DrivePI: Spatial-aware 4D MLLM for Unified Autonomous Driving Understanding, Perception, Prediction and Planning
Abstract
Although multimodal large language models (MLLMs) have shown remarkable capabilities across diverse domains, their application in generating fine-grained 3D perception and prediction outputs within a unified framework remains underexplored. In this paper, we propose DrivePI, a novel spatial-aware 4D MLLM that serves as a unified Vision-Language-Action (VLA) framework for autonomous driving, performing spatial understanding, 3D perception (i.e., 3D occupancy), prediction (i.e., occupancy flow), and planning (i.e., action outputs) in parallel through joint optimization. We term it 4D MLLM as it outputs both 3D occupancy and flow, capturing fine-grained spatial-temporal dynamics.
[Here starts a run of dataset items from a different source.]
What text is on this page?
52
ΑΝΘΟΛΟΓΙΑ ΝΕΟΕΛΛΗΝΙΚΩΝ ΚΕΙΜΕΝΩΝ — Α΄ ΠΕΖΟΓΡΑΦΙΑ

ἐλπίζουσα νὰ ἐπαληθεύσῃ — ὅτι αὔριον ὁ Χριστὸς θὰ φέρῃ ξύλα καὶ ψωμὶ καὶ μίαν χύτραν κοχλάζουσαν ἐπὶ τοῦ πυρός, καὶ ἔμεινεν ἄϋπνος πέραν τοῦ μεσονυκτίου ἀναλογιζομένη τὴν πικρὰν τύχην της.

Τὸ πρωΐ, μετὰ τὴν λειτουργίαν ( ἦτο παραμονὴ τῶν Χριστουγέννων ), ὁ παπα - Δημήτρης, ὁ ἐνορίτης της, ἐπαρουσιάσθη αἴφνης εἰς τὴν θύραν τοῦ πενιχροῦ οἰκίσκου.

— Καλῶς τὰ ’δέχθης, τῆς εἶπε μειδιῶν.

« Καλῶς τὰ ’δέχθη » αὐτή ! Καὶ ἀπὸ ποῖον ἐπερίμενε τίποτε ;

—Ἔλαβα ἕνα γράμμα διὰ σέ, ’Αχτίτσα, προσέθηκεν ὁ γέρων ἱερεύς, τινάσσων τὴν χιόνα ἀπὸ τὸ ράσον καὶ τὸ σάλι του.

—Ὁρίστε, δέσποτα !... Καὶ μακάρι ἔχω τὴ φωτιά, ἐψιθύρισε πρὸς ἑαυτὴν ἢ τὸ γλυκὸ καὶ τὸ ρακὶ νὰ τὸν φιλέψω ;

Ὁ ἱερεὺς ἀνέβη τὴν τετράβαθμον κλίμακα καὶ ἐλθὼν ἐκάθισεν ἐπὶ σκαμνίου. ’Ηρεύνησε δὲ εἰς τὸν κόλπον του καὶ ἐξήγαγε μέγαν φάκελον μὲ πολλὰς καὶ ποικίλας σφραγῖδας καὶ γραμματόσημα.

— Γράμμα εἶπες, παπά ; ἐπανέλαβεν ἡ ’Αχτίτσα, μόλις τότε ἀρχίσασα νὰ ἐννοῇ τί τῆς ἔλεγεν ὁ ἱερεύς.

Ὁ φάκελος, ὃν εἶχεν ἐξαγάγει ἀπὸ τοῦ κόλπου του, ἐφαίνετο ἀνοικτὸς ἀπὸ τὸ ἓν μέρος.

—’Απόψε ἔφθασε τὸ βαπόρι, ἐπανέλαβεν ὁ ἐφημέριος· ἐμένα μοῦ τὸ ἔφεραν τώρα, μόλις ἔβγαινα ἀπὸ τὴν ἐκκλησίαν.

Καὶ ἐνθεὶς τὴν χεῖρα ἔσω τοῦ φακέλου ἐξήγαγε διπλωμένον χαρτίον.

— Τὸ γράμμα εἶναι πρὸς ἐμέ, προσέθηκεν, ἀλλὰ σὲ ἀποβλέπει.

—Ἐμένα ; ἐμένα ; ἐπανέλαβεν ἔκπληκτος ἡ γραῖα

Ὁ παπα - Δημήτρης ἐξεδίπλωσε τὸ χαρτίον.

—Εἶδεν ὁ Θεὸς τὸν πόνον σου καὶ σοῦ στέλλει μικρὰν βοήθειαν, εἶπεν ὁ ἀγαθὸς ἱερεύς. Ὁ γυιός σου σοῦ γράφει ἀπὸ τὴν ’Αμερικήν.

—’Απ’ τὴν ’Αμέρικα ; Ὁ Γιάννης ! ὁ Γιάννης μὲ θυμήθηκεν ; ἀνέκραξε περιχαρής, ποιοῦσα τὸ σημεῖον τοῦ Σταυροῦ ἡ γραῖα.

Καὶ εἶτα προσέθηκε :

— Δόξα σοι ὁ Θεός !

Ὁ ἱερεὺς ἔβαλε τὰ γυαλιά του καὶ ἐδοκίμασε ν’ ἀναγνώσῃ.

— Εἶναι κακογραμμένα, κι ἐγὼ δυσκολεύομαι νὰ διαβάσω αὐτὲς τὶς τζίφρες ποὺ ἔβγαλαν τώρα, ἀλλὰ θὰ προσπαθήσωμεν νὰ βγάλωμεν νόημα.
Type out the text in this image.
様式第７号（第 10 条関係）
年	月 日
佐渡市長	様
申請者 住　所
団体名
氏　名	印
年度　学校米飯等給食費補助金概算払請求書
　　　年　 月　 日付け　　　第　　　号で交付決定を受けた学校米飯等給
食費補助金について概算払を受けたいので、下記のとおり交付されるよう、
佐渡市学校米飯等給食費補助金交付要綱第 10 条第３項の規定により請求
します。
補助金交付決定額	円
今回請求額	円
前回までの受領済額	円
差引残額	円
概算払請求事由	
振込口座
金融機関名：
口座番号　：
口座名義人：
Specifically, to capture both precise geometric information and rich appearance, our approach integrates point clouds, multi-view images and language instructions within a single MLLM architecture. Remarkably, despite utilizing only a 0.5B Qwen2.5 model as the MLLM, our proposed DrivePI still maintains promising textual scene understanding while achieving competitive performance in 3D perception, prediction, and planning tasks. Moreover, DrivePI even surpasses most specialized vision-based models across these tasks, highlighting the effectiveness of our unified approach. We hope this new VLA framework can inspire future research to enhance autonomous driving systems with improved interpretability and explainable decision-making through language reasoning and fine-grained 3D outputs. To facilitate future research, we will release the code and annotated datasets.